07/07/2016

Vertical Air Motions and Raindrop Size Distributions Estimated Using Mean Doppler Velocity Differences

Scientists developed a new technique for combining measurements from two vertically pointing radars for cloud and precipitation studies.

The Science

How raindrops in a cloud break apart and coalesce affects the total amount and intensity of precipitation from the cloud, but these processes are not well represented in models. To improve modeling of raindrop breakup and coalescence processes, innovative retrieval techniques are needed to convert radar observations from the Department of Energy’s (DOE) Atmospheric Radiation Measurement (ARM) Climate Research Facility into vertical columns of air motion and raindrop size distributions. A new retrieval technique developed by scientists supported under DOE’s Atmospheric System Research program exploits the Mie scattering signatures in the Ka-band ARM zenith radar (KAZR) to estimate air motion and raindrop size distributions.

The Impact

Vertically pointing radars observe the net raindrop radial motion, which is a combination of falling raindrops embedded in updrafts and downdrafts. It is difficult to isolate air motion from raindrop motion using a single radar. By using two radars operating at different frequencies (which have difference sensitivities to Rayleigh and Mie scattering), differences in radial velocities are due to differences in the shape of the raindrop size distributions, while similar variations contained in both radial velocities are due to vertical air motion variations.

Summary

A new retrieval technique estimating air motion and raindrop size distributions and associated uncertainties was developed and verified using 3- and 35-GHz radar observations collected during the Midlatitude Continental Convective Clouds Experiment (MC3E) field campaign at ARM’s Southern Great Plains atmospheric observatory.
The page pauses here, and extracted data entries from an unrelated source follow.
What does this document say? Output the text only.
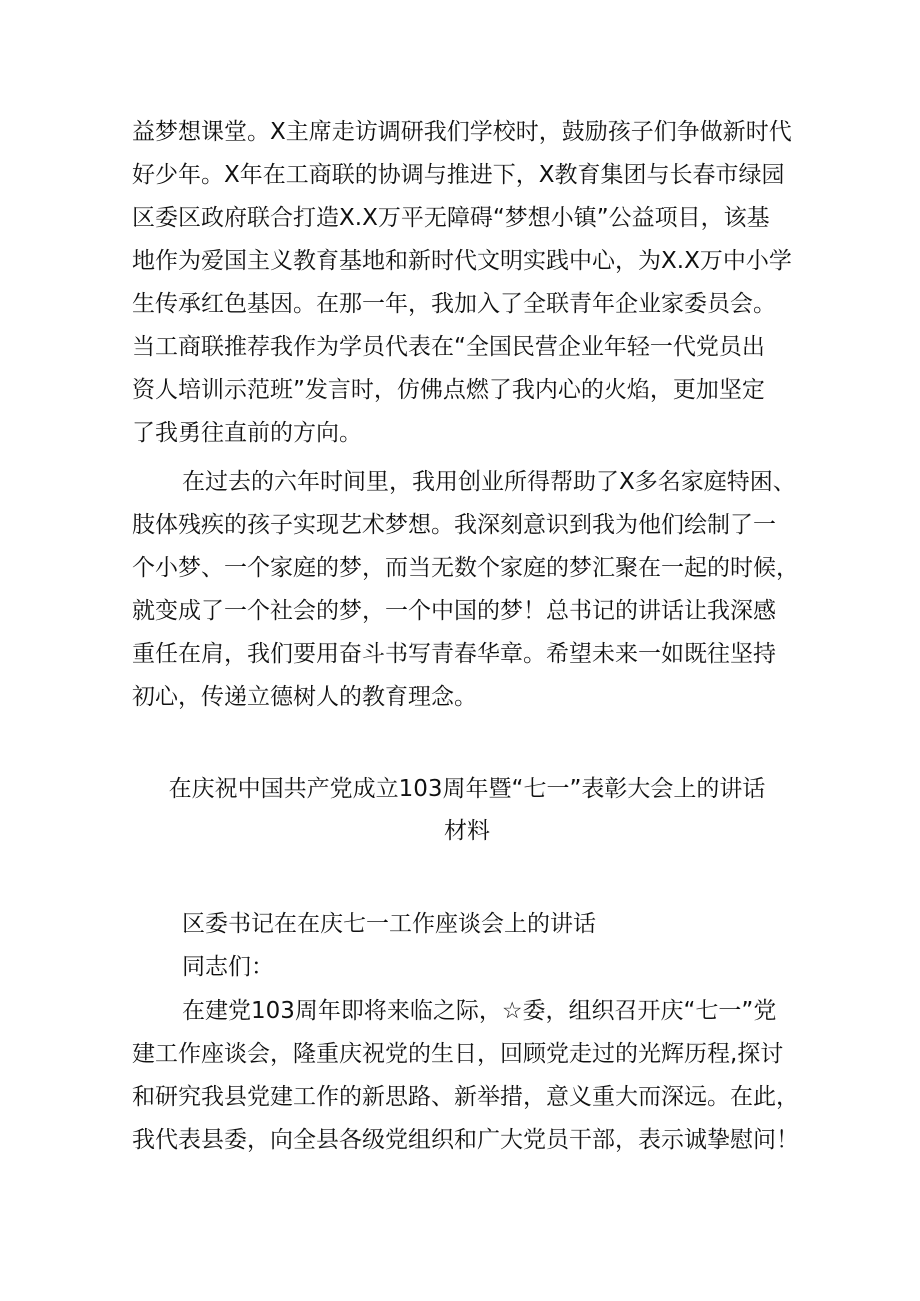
益梦想课堂。X主席走访调研我们学校时，鼓励孩子们争做新时代
好少年。X年在工商联的协调与推进下，X教育集团与长春市绿园
区委区政府联合打造X.X万平无障碍“梦想小镇”公益项目，该基
地作为爱国主义教育基地和新时代文明实践中心，为X.X万中小学
生传承红色基因。在那一年，我加入了全联青年企业家委员会。
当工商联推荐我作为学员代表在“全国民营企业年轻一代党员出
资人培训示范班”发言时，仿佛点燃了我内心的火焰，更加坚定
了我勇往直前的方向。
在过去的六年时间里，我用创业所得帮助了X多名家庭特困、
肢体残疾的孩子实现艺术梦想。我深刻意识到我为他们绘制了一
个小梦、一个家庭的梦，而当无数个家庭的梦汇聚在一起的时候，
就变成了一个社会的梦，一个中国的梦！总书记的讲话让我深感
重任在肩，我们要用奋斗书写青春华章。希望未来一如既往坚持
初心，传递立德树人的教育理念。
在庆祝中国共产党成立103周年暨“七一”表彰大会上的讲话
材料
区委书记在在庆七一工作座谈会上的讲话
同志们：
在建党103周年即将来临之际，☆委，组织召开庆“七一”党
建工作座谈会，隆重庆祝党的生日，回顾党走过的光辉历程,探讨
和研究我县党建工作的新思路、新举措，意义重大而深远。在此，
我代表县委，向全县各级党组织和广大党员干部，表示诚挚慰问！
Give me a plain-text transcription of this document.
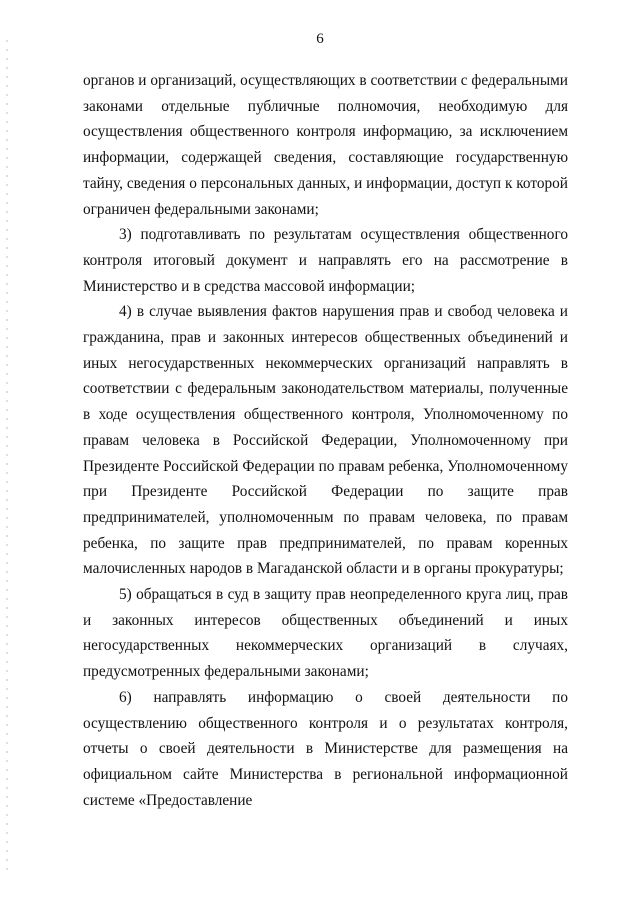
6

органов и организаций, осуществляющих в соответствии с федеральными законами отдельные публичные полномочия, необходимую для осуществления общественного контроля информацию, за исключением информации, содержащей сведения, составляющие государственную тайну, сведения о персональных данных, и информации, доступ к которой ограничен федеральными законами;

3) подготавливать по результатам осуществления общественного контроля итоговый документ и направлять его на рассмотрение в Министерство и в средства массовой информации;

4) в случае выявления фактов нарушения прав и свобод человека и гражданина, прав и законных интересов общественных объединений и иных негосударственных некоммерческих организаций направлять в соответствии с федеральным законодательством материалы, полученные в ходе осуществления общественного контроля, Уполномоченному по правам человека в Российской Федерации, Уполномоченному при Президенте Российской Федерации по правам ребенка, Уполномоченному при Президенте Российской Федерации по защите прав предпринимателей, уполномоченным по правам человека, по правам ребенка, по защите прав предпринимателей, по правам коренных малочисленных народов в Магаданской области и в органы прокуратуры;

5) обращаться в суд в защиту прав неопределенного круга лиц, прав и законных интересов общественных объединений и иных негосударственных некоммерческих организаций в случаях, предусмотренных федеральными законами;

6) направлять информацию о своей деятельности по осуществлению общественного контроля и о результатах контроля, отчеты о своей деятельности в Министерстве для размещения на официальном сайте Министерства в региональной информационной системе «Предоставление
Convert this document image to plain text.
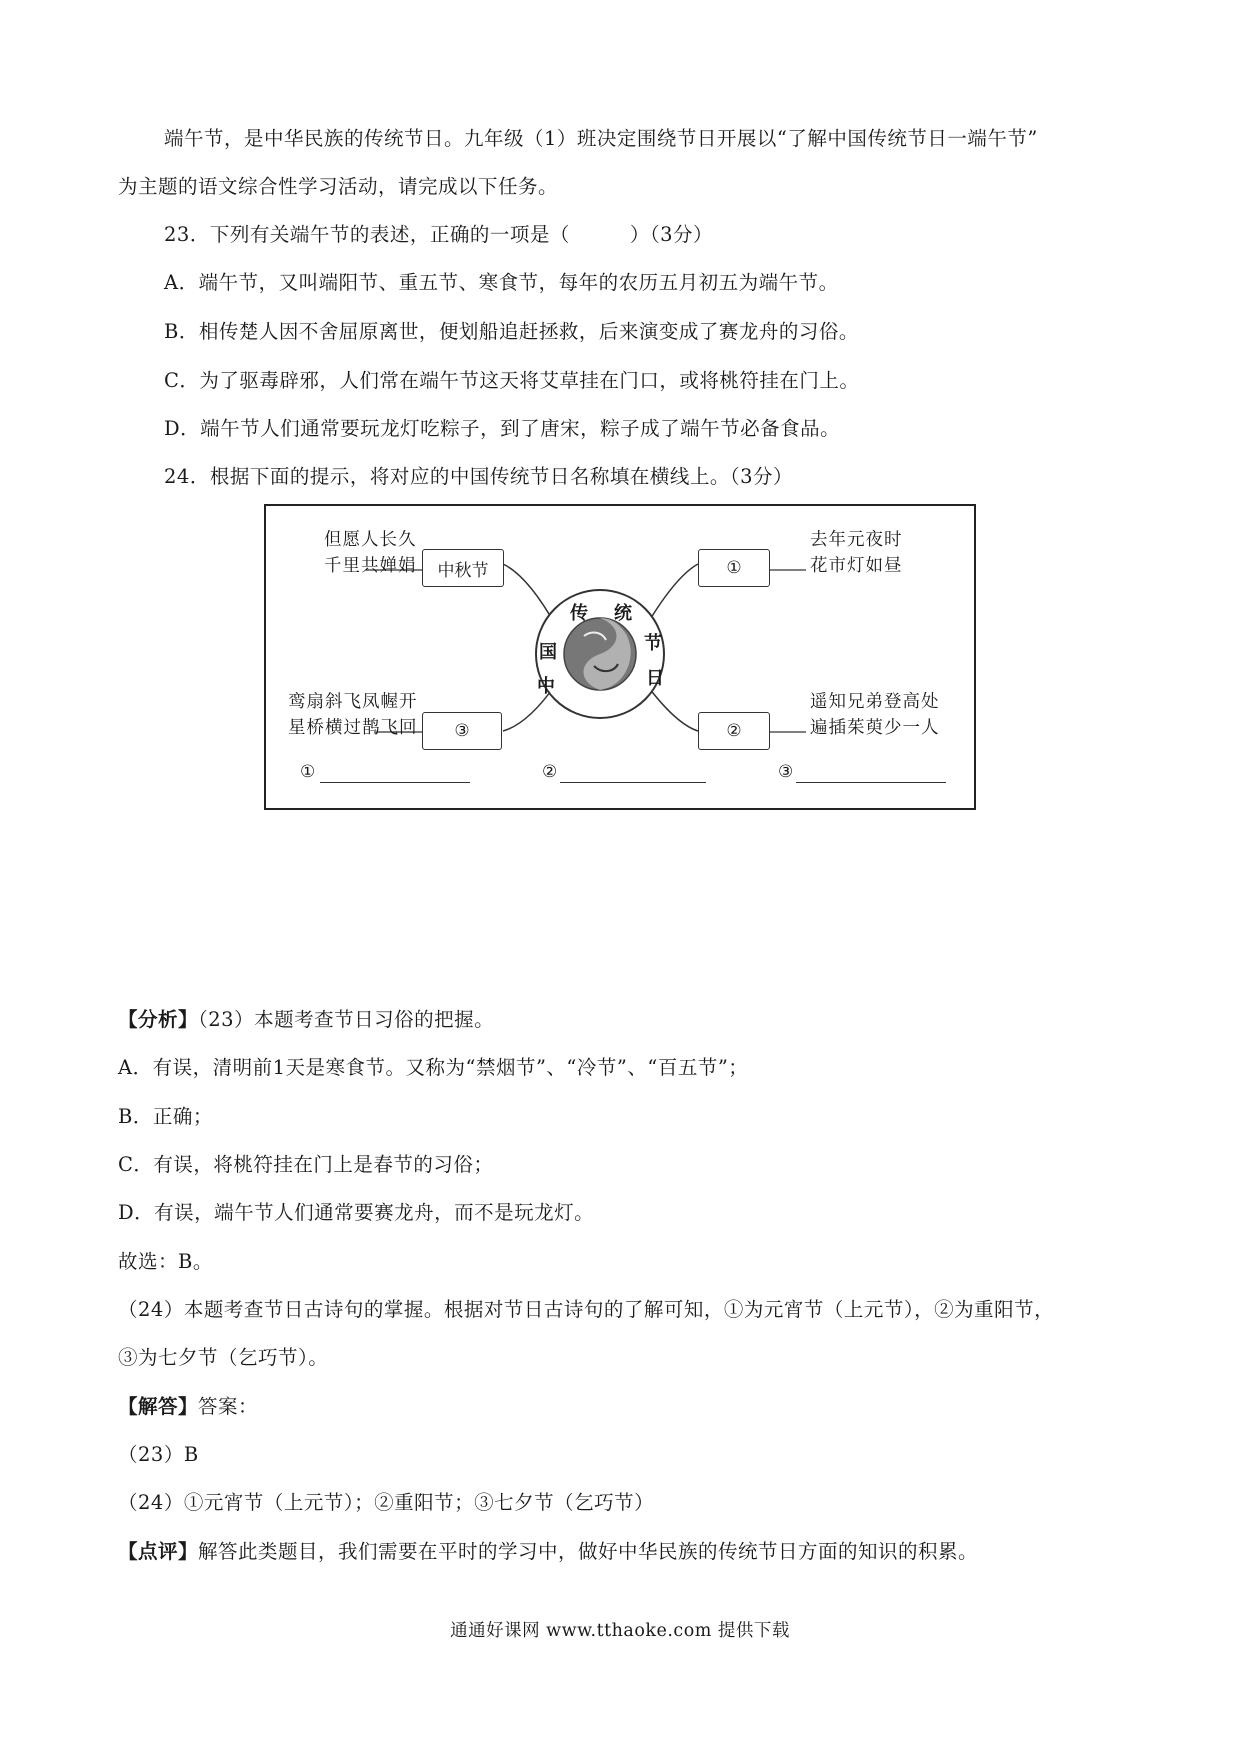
端午节，是中华民族的传统节日。九年级（1）班决定围绕节日开展以“了解中国传统节日一端午节”
为主题的语文综合性学习活动，请完成以下任务。
23．下列有关端午节的表述，正确的一项是（　　　）（3分）
A．端午节，又叫端阳节、重五节、寒食节，每年的农历五月初五为端午节。
B．相传楚人因不舍屈原离世，便划船追赶拯救，后来演变成了赛龙舟的习俗。
C．为了驱毒辟邪，人们常在端午节这天将艾草挂在门口，或将桃符挂在门上。
D．端午节人们通常要玩龙灯吃粽子，到了唐宋，粽子成了端午节必备食品。
24．根据下面的提示，将对应的中国传统节日名称填在横线上。（3分）
中
国
传 统
节
日
但愿人长久
千里共婵娟	中秋节	①
去年元夜时
花市灯如昼
鸾扇斜飞凤幄开
星桥横过鹊飞回	③	②
遥知兄弟登高处
遍插茱萸少一人
①	②	③
【分析】（23）本题考查节日习俗的把握。
A．有误，清明前1天是寒食节。又称为“禁烟节”、“冷节”、“百五节”；
B．正确；
C．有误，将桃符挂在门上是春节的习俗；
D．有误，端午节人们通常要赛龙舟，而不是玩龙灯。
故选：B。
（24）本题考查节日古诗句的掌握。根据对节日古诗句的了解可知，①为元宵节（上元节），②为重阳节，
③为七夕节（乞巧节）。
【解答】答案：
（23）B
（24）①元宵节（上元节）；②重阳节；③七夕节（乞巧节）
【点评】解答此类题目，我们需要在平时的学习中，做好中华民族的传统节日方面的知识的积累。
通通好课网 www.tthaoke.com 提供下载
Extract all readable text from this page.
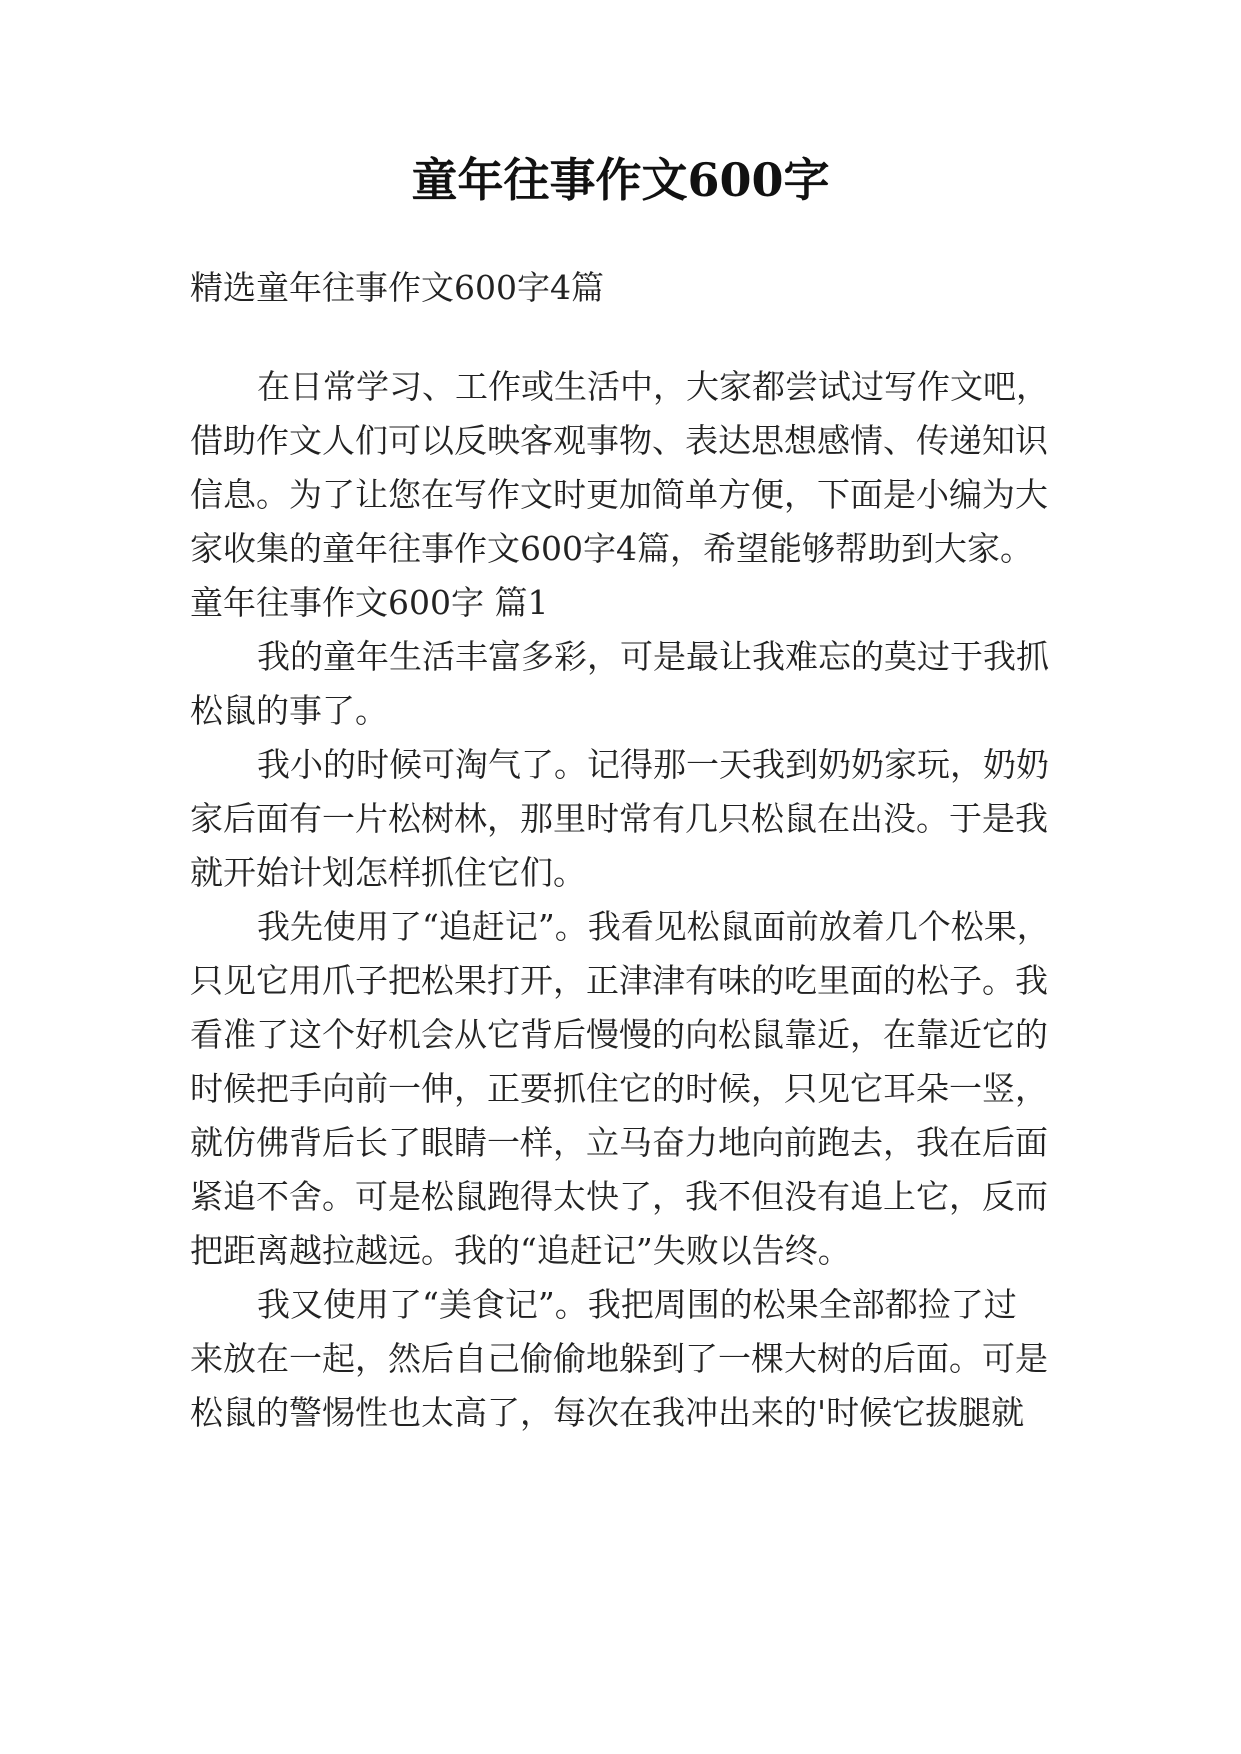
童年往事作文600字

精选童年往事作文600字4篇

在日常学习、工作或生活中，大家都尝试过写作文吧，

借助作文人们可以反映客观事物、表达思想感情、传递知识

信息。为了让您在写作文时更加简单方便，下面是小编为大

家收集的童年往事作文600字4篇，希望能够帮助到大家。

童年往事作文600字 篇1

我的童年生活丰富多彩，可是最让我难忘的莫过于我抓

松鼠的事了。

我小的时候可淘气了。记得那一天我到奶奶家玩，奶奶

家后面有一片松树林，那里时常有几只松鼠在出没。于是我

就开始计划怎样抓住它们。

我先使用了“追赶记”。我看见松鼠面前放着几个松果，

只见它用爪子把松果打开，正津津有味的吃里面的松子。我

看准了这个好机会从它背后慢慢的向松鼠靠近，在靠近它的

时候把手向前一伸，正要抓住它的时候，只见它耳朵一竖，

就仿佛背后长了眼睛一样，立马奋力地向前跑去，我在后面

紧追不舍。可是松鼠跑得太快了，我不但没有追上它，反而

把距离越拉越远。我的“追赶记”失败以告终。

我又使用了“美食记”。我把周围的松果全部都捡了过

来放在一起，然后自己偷偷地躲到了一棵大树的后面。可是

松鼠的警惕性也太高了，每次在我冲出来的'时候它拔腿就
The retrieval technique can be applied to different pairs of ARM radar frequencies, including radar wind profiler (RWP) and KAZR (0.915 and 35 GHz), RWP and W-band (0.915 and 95 GHz), and KAZR and W-band (35 and 95 GHz). The ability to retrieve air motion and raindrop size distributions from multiple sites over many seasons will enable better understanding of the processes of raindrop breakup and droplet coalescence and improved model representations.

Principal Investigator(s)

Christopher Williams
Cooperative Institute for Research in Environmental Sciences, University of Colorado, Boulder
[email protected]

Funding

This work was supported in part by the U.S. Department of Energy, Office of Science, Office of Biological and Environmental Research, Atmospheric System Research program under grants DE-SC0007080 and DE-SC0014294. Further support came from the National Aeronautics and Space Administration Precipitation Measurement Mission under grants NNX13AF89G and NNX16AE42G.

References

Williams, C. R., R. M. Beauchamp, and V. Chandrasekar. 2016. “Vertical Air Motions and Raindrop Size Distributions Estimated Using Mean Doppler Velocity Difference from 3- and 35-GHz Vertically Pointing Radars,” IEEE Transactions on Geoscience and Remote Sensing 54(10). DOI: 10.1109/TGRS.2016.2580526.